Overview
OpenAI Privacy Filter (OPF) detects PII spans in text and replaces them with typed placeholders like <PRIVATE_PERSON>. The default behavior is irreversible redaction — if the same person appears five times, all five get collapsed into the same generic placeholder, and every relationship between mentions is destroyed.
deformatic/OPENAI-Privacy-Filter-Reversible-Tokenization bolts an opt-in reversible tokenization vault layer on top. Masking is preserved, but the same entity gets the same indexed token (<PRIVATE_PERSON_1>), and the original values are stored in a separate vault that only authorized callers can read. One day old at the time of sharing. Apache 2.0, Python, 20 stars.
Default OPF vs Reversible Layer
Default OPF:
Alice emailed Bob.
->
<PRIVATE_PERSON> emailed <PRIVATE_PERSON>.
→ “Are these two people the same or different?” is no longer recoverable.
Reversible layer:
Alice emailed Bob. Alice's phone is 555-1111.
->
<PRIVATE_PERSON_1> emailed <PRIVATE_PERSON_2>. <PRIVATE_PERSON_1>'s phone is <PRIVATE_PHONE_1>.
Plus a separate vault:
{
"schema_version": "opf.reversible.v1",
"vault_id": "7c1d...",
"entries": {
"<PRIVATE_PERSON_1>": {
"label": "private_person",
"text": "Alice",
"canonical_text": "Alice",
"index": 1
}
}
}
The Key Distinction
“This is not anonymization. It is recoverable pseudonymization. The tokenized text is useful only if the vault is protected like source PII.” — README
Pseudonymization and anonymization are explicitly distinguished in the GDPR. Anonymized data is no longer personal data and falls outside GDPR; pseudonymized data is still personal data (GDPR Recital 26). So while keeping the vault separate gives compliance leverage at service boundaries, the vault itself must be protected at the same security tier as the source PII.
The Problem It Solves
Plain redaction strips sensitive values but also destroys the relationships downstream still needs:
- A reviewer needs to see that the same person appears multiple times.
- A downstream LLM task needs consistent placeholders for names, emails, phones, account numbers, secrets.
- A data pipeline needs to restore originals after enrichment, approval, or internal processing.

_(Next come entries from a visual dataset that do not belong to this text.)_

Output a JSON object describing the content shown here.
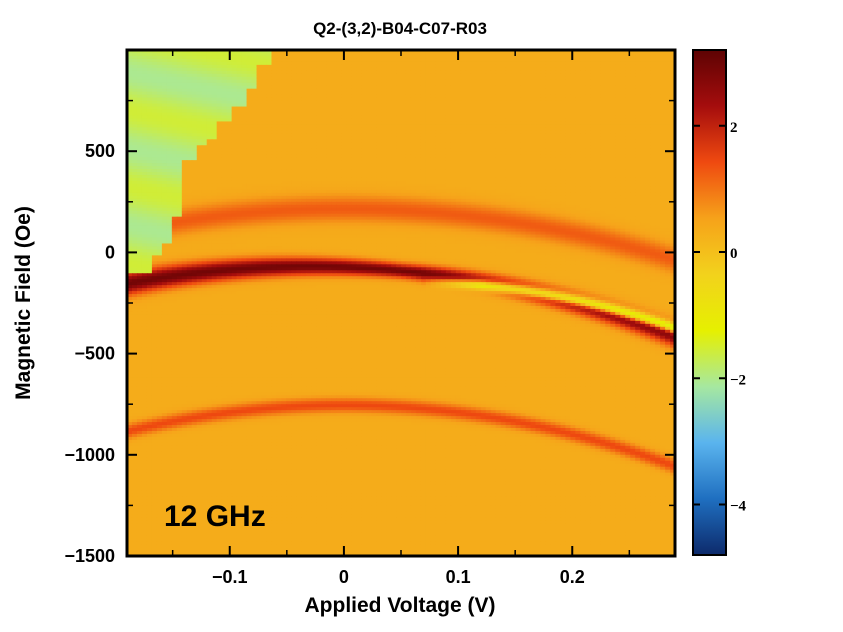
{
  "chart_data": {
    "type": "heatmap",
    "title": "Q2-(3,2)-B04-C07-R03",
    "xlabel": "Applied Voltage (V)",
    "ylabel": "Magnetic Field (Oe)",
    "xlim": [
      -0.19,
      0.29
    ],
    "ylim": [
      -1500,
      1000
    ],
    "xticks": [
      -0.1,
      0,
      0.1,
      0.2
    ],
    "xtick_labels": [
      "−0.1",
      "0",
      "0.1",
      "0.2"
    ],
    "yticks": [
      500,
      0,
      -500,
      -1000,
      -1500
    ],
    "ytick_labels": [
      "500",
      "0",
      "−500",
      "−1000",
      "−1500"
    ],
    "colorbar": {
      "range": [
        -4.8,
        3.2
      ],
      "ticks": [
        2,
        0,
        -2,
        -4
      ],
      "tick_labels": [
        "2",
        "0",
        "−2",
        "−4"
      ],
      "colormap": [
        "#0d2a6b",
        "#1f6fc0",
        "#5ab4ee",
        "#a6e8a0",
        "#e6f000",
        "#f2d21c",
        "#f6a21a",
        "#ef4a10",
        "#a50d0d",
        "#5e0303"
      ]
    },
    "annotation": "12 GHz",
    "background_value": 0.35,
    "features": [
      {
        "kind": "main-resonance",
        "peak": [
          -0.03,
          -70
        ],
        "curvature_oe_per_v2": 3300,
        "value": 2.6,
        "width_oe": 40
      },
      {
        "kind": "negative-branch",
        "x_range": [
          0.07,
          0.29
        ],
        "peak": [
          0.05,
          -140
        ],
        "curvature_oe_per_v2": 4100,
        "value": -3.5,
        "width_oe": 18
      },
      {
        "kind": "upper-band",
        "peak": [
          0.0,
          215
        ],
        "curvature_oe_per_v2": 3000,
        "value": 0.9,
        "width_oe": 45
      },
      {
        "kind": "lower-band",
        "peak": [
          0.0,
          -755
        ],
        "curvature_oe_per_v2": 3600,
        "value": 1.1,
        "width_oe": 25
      },
      {
        "kind": "blue-region",
        "corner": "top-left",
        "value": -1.8
      }
    ]
  }
}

- A service boundary may allow tokenized text out of an enclave while requiring the vault to stay inside.
Design Principles
- Backward compatible — existing
redact()behavior unchanged - Explicit opt-in — reversible only via
OPF.tokenize()oropf --recoverable - Model agnostic — no changes to checkpoint, decoder, Viterbi, training, or eval paths
- Stable per value — same
label + canonical_text→ same token within a vault - Batch friendly — one vault can be reused across many inputs
- Auditable — token mappings serialized in a clear schema (
opf.reversible.v1) - Security aware — README and schema both state plaintext vaults are development-grade only
Token Assignment Rules
Within a single vault:
- Same label + same canonical text → same token
- Same label + different canonical text → next index
- Different label + same text → different token family
- Source text collision → skip to next available index
- Overlapping spans → raise
ValueError
Why It Matters
- Pseudonymization is the most practical of the “masking vs anonymization vs pseudonymization” trichotomy, but open-source implementations were essentially nonexistent. This is one answer.

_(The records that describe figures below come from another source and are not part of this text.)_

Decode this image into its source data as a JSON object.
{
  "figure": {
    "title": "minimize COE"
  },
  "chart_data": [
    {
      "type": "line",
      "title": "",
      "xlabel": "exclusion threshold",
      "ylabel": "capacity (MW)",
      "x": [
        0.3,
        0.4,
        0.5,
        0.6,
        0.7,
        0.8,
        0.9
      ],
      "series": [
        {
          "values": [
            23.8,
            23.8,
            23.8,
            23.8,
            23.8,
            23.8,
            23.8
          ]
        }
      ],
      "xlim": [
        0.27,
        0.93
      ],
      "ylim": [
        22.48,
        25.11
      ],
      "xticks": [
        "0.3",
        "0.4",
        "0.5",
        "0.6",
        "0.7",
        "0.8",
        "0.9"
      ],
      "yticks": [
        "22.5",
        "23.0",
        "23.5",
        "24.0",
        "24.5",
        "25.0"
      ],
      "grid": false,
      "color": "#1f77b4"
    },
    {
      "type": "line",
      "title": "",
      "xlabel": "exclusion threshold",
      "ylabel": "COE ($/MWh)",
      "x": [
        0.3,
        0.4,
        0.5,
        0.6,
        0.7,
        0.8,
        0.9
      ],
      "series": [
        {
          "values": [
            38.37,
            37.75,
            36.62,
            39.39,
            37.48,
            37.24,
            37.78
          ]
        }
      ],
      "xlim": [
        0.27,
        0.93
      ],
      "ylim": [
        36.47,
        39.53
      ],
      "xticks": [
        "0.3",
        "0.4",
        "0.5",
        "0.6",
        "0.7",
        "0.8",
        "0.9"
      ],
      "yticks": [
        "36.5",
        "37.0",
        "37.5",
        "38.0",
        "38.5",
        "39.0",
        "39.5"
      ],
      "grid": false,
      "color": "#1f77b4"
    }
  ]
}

- A separated vault enables a compliance argument: “tokenized text sent to an LLM provider is not a PII transmission” — provided the vault is protected.
- It maps cleanly onto the patterns LLM pipelines are increasingly hitting as they enter enterprise.
References
Repo
- deformatic/OPENAI-Privacy-Filter-Reversible-Tokenization — Apache 2.0, Python, 20 stars at time of writing
- Upstream OpenAI Privacy Filter (OPF) — span detection + masking
Privacy concepts
- GDPR Article 4 — Definitions (pseudonymization / anonymization)
- GDPR Recital 26 — Not applicable to anonymous data
- Apache License 2.0
Related infra
Insights
Pseudonymization is the spot where most LLM pipelines stall once they enter compliance territory. Full redaction kills downstream quality; sending raw text crosses the boundary. This layer aims directly at the gap: tokenized text can leave the enclave, the vault stays inside. The design itself is small and clean — model path untouched, opt-in only, existing redact() preserved verbatim. But as the README hammers home, the vault must be protected at the same security tier as the source PII, and a plaintext vault is development-grade only — never production. Twenty stars in a day suggests this pattern was already running as in-house tooling at multiple teams; what was missing was a public reference implementation. Because the upstream OPF model path is left untouched, this is a clean PR-able extension rather than a fork — there’s a real chance of upstream merge, which would be the right ending for a feature that should arguably ship inside OPF itself.